Guest opinion: Information on raising children in an era of screens
“Tap, Click, Read: Growing Readers in a World of Screens” by Lisa Guernsey and Michael Levine; Jossey-Bass, 2015.
We read this kind of a book because we are greatly concerned with the lives of our children, their schooling and how they turn out as adults. I will make my best effort at fulfilling an important function of a book review: “I don’t hafta read the book, I read the review.”
Children have been around for a long, long time, and yet, even though we each were one — we walked many a mile in the shoes of a child — we adults still wrestle with how best to “raise them,” more than we pay attention to what choices they might make for themselves in order “grow up.”
The issue is entirely embedded in our Darwinian mandate of survival of the fittest. We have evolved because we grow up to have children that grow up to have children that grow up to … And there is a whole industry out there to market to this inevitable human activity. This book is a product of that industry.
Of course, children grow up in the society as it exists when and where they are growing up. In today’s developed societies, kids grow up surrounded by these 2-dimensional screens with or without sound. Here we have a “how to” book, how to raise your kids amidst these screens that fascinate both them and us. We have known since Gutenberg that knowing how to read and write creates an enriched life, and that’s exactly what we want for our children.
Big data, brought to us by the same technology as screens, supports the everyday common sense understanding that, “If children don’t read by third grade the dominos start to fall. They won’t graduate from high school, and therefore they won’t go to college, and therefore they won’t get a decent job, and further, they won’t make enough money to support even a middle class life.” This is a book about how to use those screens to make sure that your child reads at third grade.
The meat of the book is descriptions of the many apps (understood as software applications) that parents can find and buy that support in various ways a child learning to read. Because “evidence-based decision-making” seems such a logical use of big data, the authors describe all sorts of interesting academic experiments that always give evidence that the app works. Here’s a sample:
“Half the students were given unsupervised access to Learn with Homer, while the others were given a math app as control.

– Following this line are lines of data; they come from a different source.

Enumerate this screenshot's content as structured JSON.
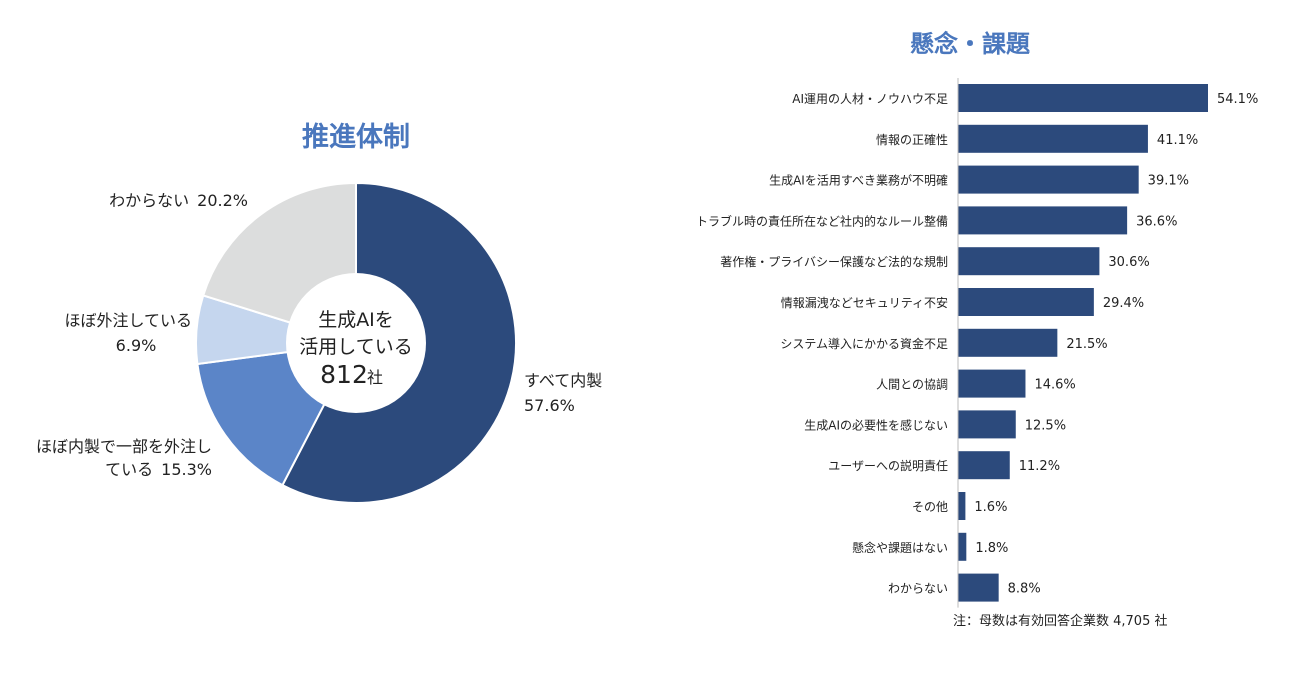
{
  "chart_data": [
    {
      "type": "pie",
      "variant": "donut",
      "title": "推進体制",
      "center_label": {
        "line1": "生成AIを",
        "line2": "活用している",
        "count": "812",
        "unit": "社"
      },
      "slices": [
        {
          "label_lines": [
            "すべて内製"
          ],
          "value_text": "57.6%",
          "value": 57.6,
          "color": "#2c4a7c"
        },
        {
          "label_lines": [
            "ほぼ内製で一部を外注し",
            "ている"
          ],
          "value_text": "15.3%",
          "value": 15.3,
          "color": "#5b85c8"
        },
        {
          "label_lines": [
            "ほぼ外注している"
          ],
          "value_text": "6.9%",
          "value": 6.9,
          "color": "#c5d6ee"
        },
        {
          "label_lines": [
            "わからない"
          ],
          "value_text": "20.2%",
          "value": 20.2,
          "color": "#dcdddd"
        }
      ]
    },
    {
      "type": "bar",
      "orientation": "horizontal",
      "title": "懸念・課題",
      "bar_color": "#2c4a7c",
      "categories": [
        "AI運用の人材・ノウハウ不足",
        "情報の正確性",
        "生成AIを活用すべき業務が不明確",
        "トラブル時の責任所在など社内的なルール整備",
        "著作権・プライバシー保護など法的な規制",
        "情報漏洩などセキュリティ不安",
        "システム導入にかかる資金不足",
        "人間との協調",
        "生成AIの必要性を感じない",
        "ユーザーへの説明責任",
        "その他",
        "懸念や課題はない",
        "わからない"
      ],
      "values": [
        54.1,
        41.1,
        39.1,
        36.6,
        30.6,
        29.4,
        21.5,
        14.6,
        12.5,
        11.2,
        1.6,
        1.8,
        8.8
      ],
      "value_labels": [
        "54.1%",
        "41.1%",
        "39.1%",
        "36.6%",
        "30.6%",
        "29.4%",
        "21.5%",
        "14.6%",
        "12.5%",
        "11.2%",
        "1.6%",
        "1.8%",
        "8.8%"
      ],
      "xlim": [
        0,
        54.1
      ],
      "note": "注：母数は有効回答企業数 4,705 社"
    }
  ]
}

At the beginning of the study, each set of students scored equally well on the standardized Test of Preschool Early Literacy (TOPEL). When tested again six weeks later, the students who used Learn with Homer for approximately 15 minutes each day saw their scores double in the area of phonological awareness, while the control group scored lower in this area.”

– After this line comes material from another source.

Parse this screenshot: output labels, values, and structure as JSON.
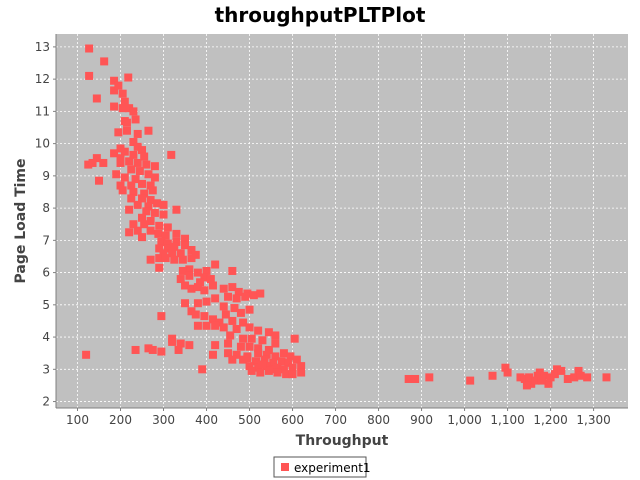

The authors paid no attention to the significant outcome that use of a math app actually decreased phonological awareness. Wow, that’s interesting.

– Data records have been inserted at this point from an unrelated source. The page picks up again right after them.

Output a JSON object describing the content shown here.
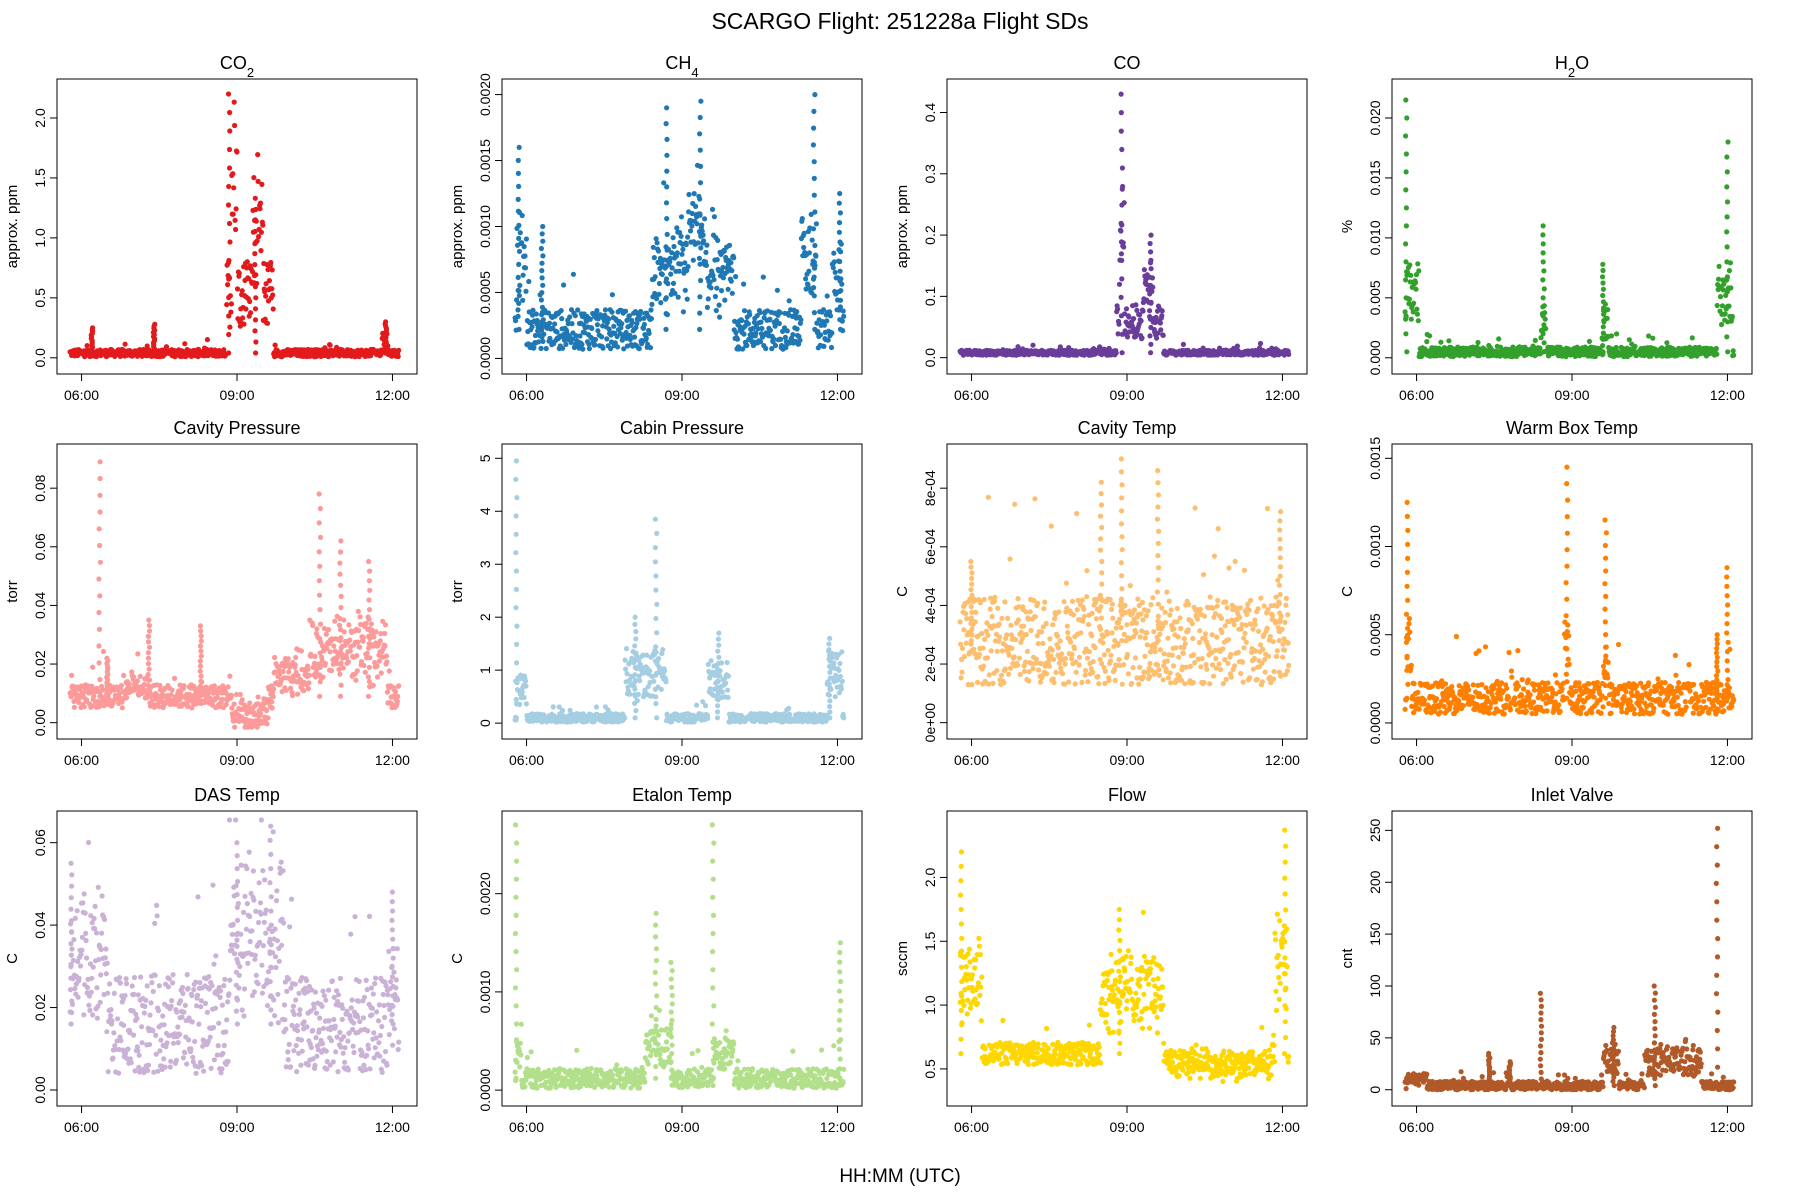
{
  "figure": {
    "title": "SCARGO Flight: 251228a  Flight SDs",
    "xlabel": "HH:MM (UTC)"
  },
  "chart_data": [
    {
      "type": "scatter",
      "title": "CO",
      "title_sub": "2",
      "ylabel": "approx. ppm",
      "color": "#E31A1C",
      "ylim": [
        -0.06,
        2.25
      ],
      "yticks": [
        0.0,
        0.5,
        1.0,
        1.5,
        2.0
      ],
      "ytick_labels": [
        "0.0",
        "0.5",
        "1.0",
        "1.5",
        "2.0"
      ],
      "xlim": [
        5.7,
        12.3
      ],
      "xticks": [
        6,
        9,
        12
      ],
      "xtick_labels": [
        "06:00",
        "09:00",
        "12:00"
      ],
      "profile": {
        "base": 0.04,
        "noise": 0.03,
        "bursts": [
          [
            8.8,
            9.7,
            0.6
          ],
          [
            8.9,
            9.0,
            1.3
          ],
          [
            9.3,
            9.5,
            0.7
          ],
          [
            11.8,
            11.9,
            0.15
          ]
        ]
      },
      "peaks": [
        [
          8.85,
          2.2
        ],
        [
          9.35,
          1.33
        ],
        [
          6.2,
          0.25
        ],
        [
          11.87,
          0.3
        ],
        [
          7.4,
          0.28
        ]
      ]
    },
    {
      "type": "scatter",
      "title": "CH",
      "title_sub": "4",
      "ylabel": "approx. ppm",
      "color": "#1F78B4",
      "ylim": [
        -5e-05,
        0.00205
      ],
      "yticks": [
        0.0,
        0.0005,
        0.001,
        0.0015,
        0.002
      ],
      "ytick_labels": [
        "0.0000",
        "0.0005",
        "0.0010",
        "0.0015",
        "0.0020"
      ],
      "xlim": [
        5.7,
        12.3
      ],
      "xticks": [
        6,
        9,
        12
      ],
      "xtick_labels": [
        "06:00",
        "09:00",
        "12:00"
      ],
      "profile": {
        "base": 0.00022,
        "noise": 0.00015,
        "bursts": [
          [
            5.8,
            6.0,
            0.0006
          ],
          [
            8.4,
            10.0,
            0.0005
          ],
          [
            9.1,
            9.4,
            0.0004
          ],
          [
            11.3,
            11.6,
            0.0006
          ],
          [
            11.9,
            12.1,
            0.0004
          ]
        ]
      },
      "peaks": [
        [
          5.85,
          0.0016
        ],
        [
          8.7,
          0.0019
        ],
        [
          9.35,
          0.00195
        ],
        [
          11.55,
          0.002
        ],
        [
          12.05,
          0.00125
        ],
        [
          6.3,
          0.001
        ]
      ]
    },
    {
      "type": "scatter",
      "title": "CO",
      "title_sub": "",
      "ylabel": "approx. ppm",
      "color": "#6A3D9A",
      "ylim": [
        -0.012,
        0.44
      ],
      "yticks": [
        0.0,
        0.1,
        0.2,
        0.3,
        0.4
      ],
      "ytick_labels": [
        "0.0",
        "0.1",
        "0.2",
        "0.3",
        "0.4"
      ],
      "xlim": [
        5.7,
        12.3
      ],
      "xticks": [
        6,
        9,
        12
      ],
      "xtick_labels": [
        "06:00",
        "09:00",
        "12:00"
      ],
      "profile": {
        "base": 0.008,
        "noise": 0.004,
        "bursts": [
          [
            8.8,
            9.7,
            0.06
          ],
          [
            8.85,
            8.95,
            0.15
          ],
          [
            9.3,
            9.5,
            0.07
          ]
        ]
      },
      "peaks": [
        [
          8.9,
          0.43
        ],
        [
          9.45,
          0.2
        ]
      ]
    },
    {
      "type": "scatter",
      "title": "H",
      "title_sub": "2",
      "title_tail": "O",
      "ylabel": "%",
      "color": "#33A02C",
      "ylim": [
        -0.0006,
        0.0225
      ],
      "yticks": [
        0.0,
        0.005,
        0.01,
        0.015,
        0.02
      ],
      "ytick_labels": [
        "0.000",
        "0.005",
        "0.010",
        "0.015",
        "0.020"
      ],
      "xlim": [
        5.7,
        12.3
      ],
      "xticks": [
        6,
        9,
        12
      ],
      "xtick_labels": [
        "06:00",
        "09:00",
        "12:00"
      ],
      "profile": {
        "base": 0.0005,
        "noise": 0.0004,
        "bursts": [
          [
            5.75,
            6.05,
            0.006
          ],
          [
            8.4,
            8.5,
            0.003
          ],
          [
            9.6,
            9.7,
            0.003
          ],
          [
            11.8,
            12.1,
            0.006
          ]
        ]
      },
      "peaks": [
        [
          5.8,
          0.0215
        ],
        [
          8.45,
          0.011
        ],
        [
          9.6,
          0.0078
        ],
        [
          12.0,
          0.018
        ]
      ]
    },
    {
      "type": "scatter",
      "title": "Cavity Pressure",
      "ylabel": "torr",
      "color": "#FB9A99",
      "ylim": [
        -0.0025,
        0.092
      ],
      "yticks": [
        0.0,
        0.02,
        0.04,
        0.06,
        0.08
      ],
      "ytick_labels": [
        "0.00",
        "0.02",
        "0.04",
        "0.06",
        "0.08"
      ],
      "xlim": [
        5.7,
        12.3
      ],
      "xticks": [
        6,
        9,
        12
      ],
      "xtick_labels": [
        "06:00",
        "09:00",
        "12:00"
      ],
      "profile": {
        "base": 0.009,
        "noise": 0.004,
        "bursts": [
          [
            6.8,
            7.3,
            0.004
          ],
          [
            8.9,
            9.6,
            -0.007
          ],
          [
            9.7,
            10.4,
            0.008
          ],
          [
            10.4,
            11.9,
            0.018
          ]
        ]
      },
      "peaks": [
        [
          6.35,
          0.089
        ],
        [
          7.3,
          0.035
        ],
        [
          8.3,
          0.033
        ],
        [
          10.6,
          0.078
        ],
        [
          11.0,
          0.062
        ],
        [
          11.55,
          0.055
        ],
        [
          6.5,
          0.022
        ]
      ]
    },
    {
      "type": "scatter",
      "title": "Cabin Pressure",
      "ylabel": "torr",
      "color": "#A6CEE3",
      "ylim": [
        -0.13,
        5.1
      ],
      "yticks": [
        0,
        1,
        2,
        3,
        4,
        5
      ],
      "ytick_labels": [
        "0",
        "1",
        "2",
        "3",
        "4",
        "5"
      ],
      "xlim": [
        5.7,
        12.3
      ],
      "xticks": [
        6,
        9,
        12
      ],
      "xtick_labels": [
        "06:00",
        "09:00",
        "12:00"
      ],
      "profile": {
        "base": 0.1,
        "noise": 0.08,
        "bursts": [
          [
            5.8,
            6.0,
            0.6
          ],
          [
            7.9,
            8.7,
            1.0
          ],
          [
            9.5,
            9.9,
            0.8
          ],
          [
            11.8,
            12.1,
            1.0
          ]
        ]
      },
      "peaks": [
        [
          5.8,
          4.95
        ],
        [
          8.5,
          3.85
        ],
        [
          8.1,
          2.0
        ],
        [
          9.7,
          1.7
        ],
        [
          11.85,
          1.6
        ]
      ]
    },
    {
      "type": "scatter",
      "title": "Cavity Temp",
      "ylabel": "C",
      "color": "#FDBF6F",
      "ylim": [
        -2.5e-05,
        0.00092
      ],
      "yticks": [
        0.0,
        0.0002,
        0.0004,
        0.0006,
        0.0008
      ],
      "ytick_labels": [
        "0e+00",
        "2e-04",
        "4e-04",
        "6e-04",
        "8e-04"
      ],
      "xlim": [
        5.7,
        12.3
      ],
      "xticks": [
        6,
        9,
        12
      ],
      "xtick_labels": [
        "06:00",
        "09:00",
        "12:00"
      ],
      "profile": {
        "base": 0.00028,
        "noise": 0.00015,
        "bursts": []
      },
      "peaks": [
        [
          8.9,
          0.0009
        ],
        [
          9.6,
          0.00086
        ],
        [
          8.5,
          0.00082
        ],
        [
          11.95,
          0.00072
        ],
        [
          6.0,
          0.00055
        ]
      ]
    },
    {
      "type": "scatter",
      "title": "Warm Box Temp",
      "ylabel": "C",
      "color": "#FF7F00",
      "ylim": [
        -4e-05,
        0.00153
      ],
      "yticks": [
        0.0,
        0.0005,
        0.001,
        0.0015
      ],
      "ytick_labels": [
        "0.0000",
        "0.0005",
        "0.0010",
        "0.0015"
      ],
      "xlim": [
        5.7,
        12.3
      ],
      "xticks": [
        6,
        9,
        12
      ],
      "xtick_labels": [
        "06:00",
        "09:00",
        "12:00"
      ],
      "profile": {
        "base": 0.00014,
        "noise": 9e-05,
        "bursts": [
          [
            5.8,
            5.9,
            0.0003
          ],
          [
            8.85,
            8.95,
            0.0004
          ],
          [
            9.6,
            9.7,
            0.0002
          ]
        ]
      },
      "peaks": [
        [
          5.82,
          0.00125
        ],
        [
          8.9,
          0.00145
        ],
        [
          9.65,
          0.00115
        ],
        [
          12.0,
          0.00088
        ],
        [
          11.8,
          0.0005
        ]
      ]
    },
    {
      "type": "scatter",
      "title": "DAS Temp",
      "ylabel": "C",
      "color": "#CAB2D6",
      "ylim": [
        -0.0017,
        0.0655
      ],
      "yticks": [
        0.0,
        0.02,
        0.04,
        0.06
      ],
      "ytick_labels": [
        "0.00",
        "0.02",
        "0.04",
        "0.06"
      ],
      "xlim": [
        5.7,
        12.3
      ],
      "xticks": [
        6,
        9,
        12
      ],
      "xtick_labels": [
        "06:00",
        "09:00",
        "12:00"
      ],
      "profile": {
        "base": 0.016,
        "noise": 0.012,
        "bursts": [
          [
            5.75,
            6.5,
            0.018
          ],
          [
            8.85,
            9.9,
            0.025
          ],
          [
            11.9,
            12.1,
            0.012
          ]
        ]
      },
      "peaks": [
        [
          5.8,
          0.055
        ],
        [
          9.0,
          0.06
        ],
        [
          9.65,
          0.064
        ],
        [
          12.0,
          0.048
        ]
      ]
    },
    {
      "type": "scatter",
      "title": "Etalon Temp",
      "ylabel": "C",
      "color": "#B2DF8A",
      "ylim": [
        -7e-05,
        0.00275
      ],
      "yticks": [
        0.0,
        0.001,
        0.002
      ],
      "ytick_labels": [
        "0.0000",
        "0.0010",
        "0.0020"
      ],
      "xlim": [
        5.7,
        12.3
      ],
      "xticks": [
        6,
        9,
        12
      ],
      "xtick_labels": [
        "06:00",
        "09:00",
        "12:00"
      ],
      "profile": {
        "base": 0.00012,
        "noise": 0.0001,
        "bursts": [
          [
            5.8,
            5.9,
            0.0004
          ],
          [
            8.3,
            8.8,
            0.0004
          ],
          [
            9.6,
            10.0,
            0.0003
          ]
        ]
      },
      "peaks": [
        [
          5.8,
          0.0027
        ],
        [
          8.5,
          0.0018
        ],
        [
          9.6,
          0.0027
        ],
        [
          8.8,
          0.0013
        ],
        [
          12.05,
          0.0015
        ]
      ]
    },
    {
      "type": "scatter",
      "title": "Flow",
      "ylabel": "sccm",
      "color": "#FFD700",
      "ylim": [
        0.28,
        2.45
      ],
      "yticks": [
        0.5,
        1.0,
        1.5,
        2.0
      ],
      "ytick_labels": [
        "0.5",
        "1.0",
        "1.5",
        "2.0"
      ],
      "xlim": [
        5.7,
        12.3
      ],
      "xticks": [
        6,
        9,
        12
      ],
      "xtick_labels": [
        "06:00",
        "09:00",
        "12:00"
      ],
      "profile": {
        "base": 0.62,
        "noise": 0.09,
        "bursts": [
          [
            5.75,
            6.2,
            0.6
          ],
          [
            8.5,
            9.7,
            0.6
          ],
          [
            9.8,
            11.8,
            -0.1
          ],
          [
            11.85,
            12.1,
            0.8
          ]
        ]
      },
      "peaks": [
        [
          5.8,
          2.2
        ],
        [
          8.85,
          1.75
        ],
        [
          12.05,
          2.37
        ]
      ]
    },
    {
      "type": "scatter",
      "title": "Inlet Valve",
      "ylabel": "cnt",
      "color": "#B15928",
      "ylim": [
        -7,
        260
      ],
      "yticks": [
        0,
        50,
        100,
        150,
        200,
        250
      ],
      "ytick_labels": [
        "0",
        "50",
        "100",
        "150",
        "200",
        "250"
      ],
      "xlim": [
        5.7,
        12.3
      ],
      "xticks": [
        6,
        9,
        12
      ],
      "xtick_labels": [
        "06:00",
        "09:00",
        "12:00"
      ],
      "profile": {
        "base": 4,
        "noise": 4,
        "bursts": [
          [
            5.8,
            6.2,
            8
          ],
          [
            9.6,
            9.9,
            30
          ],
          [
            10.4,
            11.5,
            28
          ]
        ]
      },
      "peaks": [
        [
          8.4,
          93
        ],
        [
          11.8,
          252
        ],
        [
          10.6,
          100
        ],
        [
          9.8,
          60
        ],
        [
          7.4,
          35
        ],
        [
          7.8,
          27
        ]
      ]
    }
  ]
}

This book, and hundreds of others, are available at the lending library in the Manaus office at the Third Street Center in Carbondale. The catalog may be found online at http://www.manausfund.org then click, Manaus, then Manaus library. It’s alphabetized by author.
Manaus genuinely believes that children are the future of our society, and we support a yes vote on the upcoming RFSD bond issue. Come by, chat and borrow a book. Don’t read this book, you’ve just finished reading the review, and congratulations, you learned to read as a child.
George Stranahan of Carbondale is founder of the Manaus Fund.